Female triplewart seadevils are receptive to parasitic males at a young age. Once past metamorphosis, sexual parasitism may occur at almost any size and is thought to occur at less than 12 months of age. Despite this, the percentage of reproducing individuals is small. Of 600 metamorphosed females studied, only 6.2% were parasitized. Spawning events occur more than once a year, and the Atlantic Ocean contains triplewart seadevil larvae for most of the year, with summer having the greatest occurrences. The seadevil's method of sexual parasitism leads to the female to be akin to a self-fertilizing hermaphrodite. This is due to the nature of tissue fusion between mates and the continuous production of sperm by the male. Unlike all other ceratioids, males do not have large nostrils for tracking species-specific pheromones emitted by the female.
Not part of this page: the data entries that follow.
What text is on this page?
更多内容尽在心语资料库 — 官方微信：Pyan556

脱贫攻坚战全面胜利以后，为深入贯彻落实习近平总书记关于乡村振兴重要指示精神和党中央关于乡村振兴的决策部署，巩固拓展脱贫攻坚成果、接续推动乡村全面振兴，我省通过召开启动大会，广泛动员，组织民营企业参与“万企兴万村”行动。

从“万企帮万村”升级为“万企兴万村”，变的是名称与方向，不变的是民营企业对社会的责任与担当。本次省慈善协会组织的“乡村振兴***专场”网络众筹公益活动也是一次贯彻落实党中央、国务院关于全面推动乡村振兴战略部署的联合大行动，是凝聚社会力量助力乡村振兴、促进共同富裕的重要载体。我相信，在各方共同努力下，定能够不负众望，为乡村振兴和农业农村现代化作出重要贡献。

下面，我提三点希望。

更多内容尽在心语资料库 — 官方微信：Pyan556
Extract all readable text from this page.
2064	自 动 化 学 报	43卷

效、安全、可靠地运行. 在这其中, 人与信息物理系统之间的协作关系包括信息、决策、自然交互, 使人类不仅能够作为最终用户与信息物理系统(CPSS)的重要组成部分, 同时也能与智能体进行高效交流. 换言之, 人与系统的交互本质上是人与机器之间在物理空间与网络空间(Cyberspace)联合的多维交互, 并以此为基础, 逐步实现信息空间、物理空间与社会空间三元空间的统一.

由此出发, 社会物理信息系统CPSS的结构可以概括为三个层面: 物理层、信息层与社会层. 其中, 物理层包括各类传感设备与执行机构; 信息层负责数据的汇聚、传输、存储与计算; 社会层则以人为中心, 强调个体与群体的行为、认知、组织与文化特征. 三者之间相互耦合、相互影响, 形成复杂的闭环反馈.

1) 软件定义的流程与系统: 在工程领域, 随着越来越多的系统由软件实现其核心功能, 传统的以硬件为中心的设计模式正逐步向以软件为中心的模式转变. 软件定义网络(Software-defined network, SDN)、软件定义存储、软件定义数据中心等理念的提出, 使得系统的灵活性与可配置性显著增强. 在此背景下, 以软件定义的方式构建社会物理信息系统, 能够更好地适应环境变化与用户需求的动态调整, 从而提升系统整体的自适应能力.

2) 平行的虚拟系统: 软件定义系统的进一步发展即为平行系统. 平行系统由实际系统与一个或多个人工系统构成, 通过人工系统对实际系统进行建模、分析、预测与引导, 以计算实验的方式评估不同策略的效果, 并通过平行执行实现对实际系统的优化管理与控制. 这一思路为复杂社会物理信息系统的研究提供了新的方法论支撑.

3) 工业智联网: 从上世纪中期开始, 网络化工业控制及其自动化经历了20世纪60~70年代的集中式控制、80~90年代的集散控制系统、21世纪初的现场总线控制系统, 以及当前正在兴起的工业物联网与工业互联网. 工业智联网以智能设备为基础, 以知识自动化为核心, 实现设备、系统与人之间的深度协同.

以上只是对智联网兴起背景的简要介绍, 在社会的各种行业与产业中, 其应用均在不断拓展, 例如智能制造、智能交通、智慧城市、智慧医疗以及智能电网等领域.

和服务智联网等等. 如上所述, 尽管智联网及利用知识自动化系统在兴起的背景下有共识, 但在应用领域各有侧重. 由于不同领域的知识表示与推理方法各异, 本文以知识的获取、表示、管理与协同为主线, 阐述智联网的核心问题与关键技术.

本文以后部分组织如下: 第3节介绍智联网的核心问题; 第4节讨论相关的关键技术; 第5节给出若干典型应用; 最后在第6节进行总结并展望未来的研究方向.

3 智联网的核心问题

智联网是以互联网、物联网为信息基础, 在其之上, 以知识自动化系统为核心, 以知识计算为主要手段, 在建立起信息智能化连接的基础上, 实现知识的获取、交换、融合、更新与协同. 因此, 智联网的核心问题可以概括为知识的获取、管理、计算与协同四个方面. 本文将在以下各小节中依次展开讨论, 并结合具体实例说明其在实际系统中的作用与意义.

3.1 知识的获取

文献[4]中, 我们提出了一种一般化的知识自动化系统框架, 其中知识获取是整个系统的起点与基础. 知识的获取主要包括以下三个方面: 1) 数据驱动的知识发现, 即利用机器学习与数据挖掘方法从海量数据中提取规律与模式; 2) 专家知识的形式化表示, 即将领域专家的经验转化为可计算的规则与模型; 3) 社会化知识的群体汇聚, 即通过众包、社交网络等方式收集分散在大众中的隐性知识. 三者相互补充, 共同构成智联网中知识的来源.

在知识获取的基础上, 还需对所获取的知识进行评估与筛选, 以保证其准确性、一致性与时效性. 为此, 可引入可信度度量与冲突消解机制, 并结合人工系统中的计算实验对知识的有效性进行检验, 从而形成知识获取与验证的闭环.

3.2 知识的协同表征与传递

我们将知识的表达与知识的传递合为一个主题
Instead, they have large eyes that degenerate upon attachment to the female. Parasitic males are consistently larger-bodied than free-living/pelagic males; the largest known pelagic males reach 14.3 mm, while 8 parasitic males attached to a single 316 mm female ranged in size from 35 to 56 mm, likely an indicator of the order of their attachment (biggest males attaching earliest). Parasitic males were found to be more somatically developed than pelagics, and unlike previously thought, they do not "degenerate"; they retain the rays on all of their fins. When surgically removed from a female, parasitic males are still able to swim to some extent.